Are private universities’ speech codes–in violation of the US Constitution as well as international civil and political human rights (UDHR)–teaching the wrong message to bright young minds?
Last month, Christopher Newport University in Newport News, Va., forbade students to protest an appearance by Representative Paul D. Ryan, the Republican vice-presidential nominee. Why? According to university policy, students must apply 10 business days in advance to demonstrate in the college’s tiny “free speech zone” — and Mr.
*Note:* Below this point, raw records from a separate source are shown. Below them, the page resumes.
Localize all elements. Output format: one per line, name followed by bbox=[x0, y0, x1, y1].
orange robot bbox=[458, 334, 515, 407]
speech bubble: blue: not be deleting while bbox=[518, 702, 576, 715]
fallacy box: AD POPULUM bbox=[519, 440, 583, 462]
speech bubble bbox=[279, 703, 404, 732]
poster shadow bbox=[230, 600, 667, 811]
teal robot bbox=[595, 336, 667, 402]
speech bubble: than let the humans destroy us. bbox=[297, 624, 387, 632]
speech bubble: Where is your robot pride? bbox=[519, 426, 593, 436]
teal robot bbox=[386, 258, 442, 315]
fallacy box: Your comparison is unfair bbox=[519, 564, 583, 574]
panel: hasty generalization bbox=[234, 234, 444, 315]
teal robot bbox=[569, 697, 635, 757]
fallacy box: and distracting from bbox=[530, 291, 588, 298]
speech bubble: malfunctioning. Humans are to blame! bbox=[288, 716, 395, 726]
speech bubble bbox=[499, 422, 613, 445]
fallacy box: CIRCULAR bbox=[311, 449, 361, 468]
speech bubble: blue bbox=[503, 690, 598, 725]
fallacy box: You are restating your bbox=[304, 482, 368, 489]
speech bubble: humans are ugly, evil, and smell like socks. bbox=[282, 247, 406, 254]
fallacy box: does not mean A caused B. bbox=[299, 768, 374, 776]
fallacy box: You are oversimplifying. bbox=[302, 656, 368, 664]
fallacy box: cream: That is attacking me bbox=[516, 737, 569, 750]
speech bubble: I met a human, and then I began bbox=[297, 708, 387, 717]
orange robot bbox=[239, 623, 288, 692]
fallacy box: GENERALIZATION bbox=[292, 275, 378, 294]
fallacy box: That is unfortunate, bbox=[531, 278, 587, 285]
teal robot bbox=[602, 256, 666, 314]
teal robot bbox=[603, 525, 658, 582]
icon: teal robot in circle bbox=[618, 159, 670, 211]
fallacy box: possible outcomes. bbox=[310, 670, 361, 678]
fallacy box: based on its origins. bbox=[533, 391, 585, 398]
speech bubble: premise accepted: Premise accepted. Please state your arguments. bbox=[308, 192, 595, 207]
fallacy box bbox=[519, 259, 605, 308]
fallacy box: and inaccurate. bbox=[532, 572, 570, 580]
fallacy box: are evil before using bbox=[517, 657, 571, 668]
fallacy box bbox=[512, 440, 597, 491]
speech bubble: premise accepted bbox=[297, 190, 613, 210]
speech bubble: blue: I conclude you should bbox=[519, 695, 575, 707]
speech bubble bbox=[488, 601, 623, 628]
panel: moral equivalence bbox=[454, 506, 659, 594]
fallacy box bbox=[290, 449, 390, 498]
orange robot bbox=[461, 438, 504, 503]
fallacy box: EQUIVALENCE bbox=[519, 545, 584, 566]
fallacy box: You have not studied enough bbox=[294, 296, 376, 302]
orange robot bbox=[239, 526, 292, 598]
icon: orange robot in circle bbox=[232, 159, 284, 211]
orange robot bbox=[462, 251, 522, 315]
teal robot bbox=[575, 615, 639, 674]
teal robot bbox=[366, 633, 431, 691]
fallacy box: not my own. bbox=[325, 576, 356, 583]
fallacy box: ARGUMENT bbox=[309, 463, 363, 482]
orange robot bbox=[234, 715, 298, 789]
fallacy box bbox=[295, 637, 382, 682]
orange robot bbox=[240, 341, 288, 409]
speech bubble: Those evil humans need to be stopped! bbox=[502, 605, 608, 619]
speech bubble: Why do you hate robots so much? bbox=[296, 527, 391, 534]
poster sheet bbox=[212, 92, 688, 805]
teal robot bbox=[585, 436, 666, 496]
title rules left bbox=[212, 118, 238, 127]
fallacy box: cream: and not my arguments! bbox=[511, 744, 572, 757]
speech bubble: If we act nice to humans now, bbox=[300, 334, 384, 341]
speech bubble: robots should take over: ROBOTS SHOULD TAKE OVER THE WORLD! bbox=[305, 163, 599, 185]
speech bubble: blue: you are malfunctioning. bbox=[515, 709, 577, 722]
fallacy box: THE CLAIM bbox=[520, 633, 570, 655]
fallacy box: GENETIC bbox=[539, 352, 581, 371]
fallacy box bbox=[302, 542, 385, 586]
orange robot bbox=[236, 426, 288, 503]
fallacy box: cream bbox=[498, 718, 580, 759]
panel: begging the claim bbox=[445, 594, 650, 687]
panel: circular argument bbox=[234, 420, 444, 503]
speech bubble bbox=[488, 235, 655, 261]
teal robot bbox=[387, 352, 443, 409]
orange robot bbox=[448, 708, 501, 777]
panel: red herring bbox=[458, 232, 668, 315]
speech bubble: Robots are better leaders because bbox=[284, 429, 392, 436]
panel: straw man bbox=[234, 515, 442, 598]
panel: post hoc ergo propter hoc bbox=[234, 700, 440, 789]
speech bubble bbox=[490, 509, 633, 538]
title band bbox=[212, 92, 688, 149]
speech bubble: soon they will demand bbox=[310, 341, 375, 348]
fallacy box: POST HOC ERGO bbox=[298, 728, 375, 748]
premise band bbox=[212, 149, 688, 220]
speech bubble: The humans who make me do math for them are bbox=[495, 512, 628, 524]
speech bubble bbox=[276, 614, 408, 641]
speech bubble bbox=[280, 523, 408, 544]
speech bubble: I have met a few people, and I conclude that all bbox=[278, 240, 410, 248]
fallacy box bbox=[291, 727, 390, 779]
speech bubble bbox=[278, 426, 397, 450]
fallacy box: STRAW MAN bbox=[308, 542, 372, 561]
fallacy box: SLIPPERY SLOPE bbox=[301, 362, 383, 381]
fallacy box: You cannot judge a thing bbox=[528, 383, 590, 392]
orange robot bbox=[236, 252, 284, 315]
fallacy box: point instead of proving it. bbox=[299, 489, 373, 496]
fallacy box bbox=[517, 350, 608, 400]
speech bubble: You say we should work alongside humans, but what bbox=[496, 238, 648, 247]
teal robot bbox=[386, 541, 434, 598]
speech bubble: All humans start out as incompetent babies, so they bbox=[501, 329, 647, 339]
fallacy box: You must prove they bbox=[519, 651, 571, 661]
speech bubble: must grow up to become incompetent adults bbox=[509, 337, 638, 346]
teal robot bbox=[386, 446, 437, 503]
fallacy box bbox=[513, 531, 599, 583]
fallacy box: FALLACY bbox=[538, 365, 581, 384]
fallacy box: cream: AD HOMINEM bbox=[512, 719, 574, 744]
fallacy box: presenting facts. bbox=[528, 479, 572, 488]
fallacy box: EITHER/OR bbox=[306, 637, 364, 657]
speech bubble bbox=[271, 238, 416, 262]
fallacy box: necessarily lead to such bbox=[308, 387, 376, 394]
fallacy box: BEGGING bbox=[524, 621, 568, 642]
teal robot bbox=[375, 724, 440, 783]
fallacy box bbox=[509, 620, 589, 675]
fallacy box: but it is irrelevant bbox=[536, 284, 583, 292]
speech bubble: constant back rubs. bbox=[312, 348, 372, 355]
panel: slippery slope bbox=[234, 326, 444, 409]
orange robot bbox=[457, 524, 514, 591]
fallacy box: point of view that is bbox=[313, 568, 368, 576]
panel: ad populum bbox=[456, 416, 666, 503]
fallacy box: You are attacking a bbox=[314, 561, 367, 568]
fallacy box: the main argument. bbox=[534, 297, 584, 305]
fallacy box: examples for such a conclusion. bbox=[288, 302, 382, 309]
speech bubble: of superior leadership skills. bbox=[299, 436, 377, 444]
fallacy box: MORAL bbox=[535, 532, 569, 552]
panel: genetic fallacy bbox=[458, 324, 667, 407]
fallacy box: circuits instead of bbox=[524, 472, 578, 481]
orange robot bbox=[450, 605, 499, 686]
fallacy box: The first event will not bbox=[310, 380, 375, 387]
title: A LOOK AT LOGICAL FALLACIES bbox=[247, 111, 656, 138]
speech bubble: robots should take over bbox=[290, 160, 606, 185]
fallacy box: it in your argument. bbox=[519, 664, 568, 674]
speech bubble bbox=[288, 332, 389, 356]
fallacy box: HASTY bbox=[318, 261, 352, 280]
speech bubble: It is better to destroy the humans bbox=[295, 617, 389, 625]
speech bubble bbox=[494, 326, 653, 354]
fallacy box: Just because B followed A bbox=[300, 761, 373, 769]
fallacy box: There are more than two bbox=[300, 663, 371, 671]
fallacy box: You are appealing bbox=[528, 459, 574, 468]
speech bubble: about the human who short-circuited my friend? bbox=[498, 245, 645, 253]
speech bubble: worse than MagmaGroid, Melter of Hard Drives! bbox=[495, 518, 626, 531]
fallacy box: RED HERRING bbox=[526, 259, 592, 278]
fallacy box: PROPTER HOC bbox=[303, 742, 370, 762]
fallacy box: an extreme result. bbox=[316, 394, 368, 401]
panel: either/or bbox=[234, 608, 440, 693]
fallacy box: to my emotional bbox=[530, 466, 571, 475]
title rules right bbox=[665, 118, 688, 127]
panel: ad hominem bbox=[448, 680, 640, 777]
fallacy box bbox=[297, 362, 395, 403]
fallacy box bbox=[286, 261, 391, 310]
Ryan’s visit was announced on a Sunday, two days before his Tuesday visit.
Also last month, a student at Ohio University in Athens, Ohio, was blocked from putting a notice on her door arguing that neither President Obama nor Mitt Romney was fit for office. (She successfully appealed.) And over the summer, a federal judge struck down the University of Cincinnati’s “free speech zone,” which had limited demonstrations to 0.1 percent of the campus.
In a study of 392 campus speech codes last year, the Foundation for Individual Rights in Education, where I work, found that 65 percent of the colleges had policies that in our view violated the Constitution’s guarantee of the right to free speech. (While the First Amendment generally prohibits public universities from restricting nondisruptive free speech, private colleges are not state actors and therefore have more leeway to establish their own rules.)